Like other activities associated with process addictions, eating can bring a sense of comfort or joy. For those suffering from food addiction, food is often used to soothe anxiety, stress, or other uncomfortable emotions. Generally, those suffering from food addiction eat past the point of feeling full, often to the point of feeling ill. In addition, food may become the focus of the person’s life, and days may be structured around how to get certain food items. Those suffering from food addiction may also eat in private so they are not judged by the amount they eat.

Binge eating, which often occurs with food addiction, is harmful to a person’s body and overall health, leading to problems such as obesity, diabetes, heart problems, and even death.

How to Get Help for Process Addictions

As with any addiction, the first step to recovery is coming to terms with the present problem. Once a person is able to recognize their addictive behavior, they can begin to take necessary steps to end their addiction. Process addiction will not result in the same physical withdrawals as substance abuse, but it is still possible to struggle with the idea of letting go of certain behaviors that were once so important.

While “detox” doesn’t occur in the traditional sense with process addictions, many people enroll in residential treatment for the oversight provided. It can be particularly difficult to abstain from the addictive behaviors during the first few weeks of treatment, and people are likely to relapse if they are unsupervised. In a residential treatment program, people have professional oversight that limits their access to the problematic behaviors. In addition, they receive around-the-clock support to help them abstain from the behaviors.

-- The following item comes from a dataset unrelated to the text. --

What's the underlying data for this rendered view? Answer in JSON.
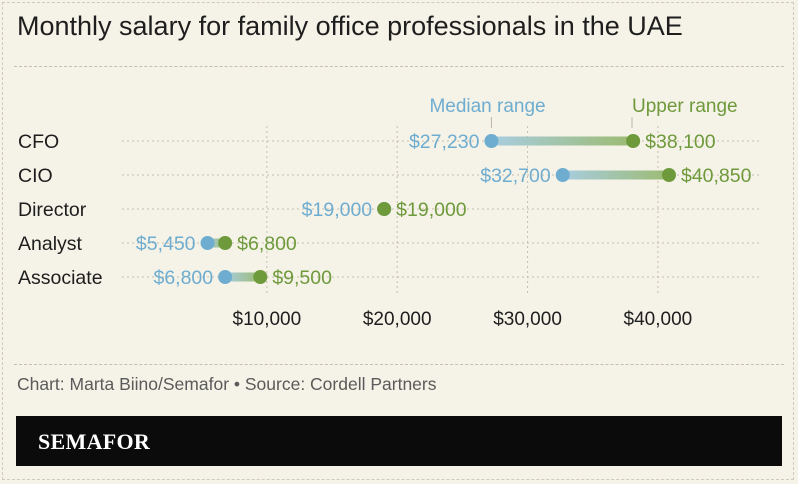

The bulk of the addiction treatment program will involve therapy, both on an individual and group basis. In therapy, clients will identify and address the issues that led to the compulsive behavior. Process addictions are rarely just about the thrill of the behavior; they are often used to distract from or soothe other uncomfortable emotions or issues in a person’s present life or past. Clients will devise coping mechanisms to employ when triggers to participate in the behavior inevitably rise again in the future.

Complementary therapies, such as meditation, art therapy, equine-assisted therapy, exercise and fitness regimes, and yoga, may be employed in certain addiction treatment programs. The key is that programs should be tailored to the needs of the individual in treatment and adjusted as the person progresses. With proper help, process addictions can be effectively managed on a long-term basis, allowing people to live healthy, balanced lives.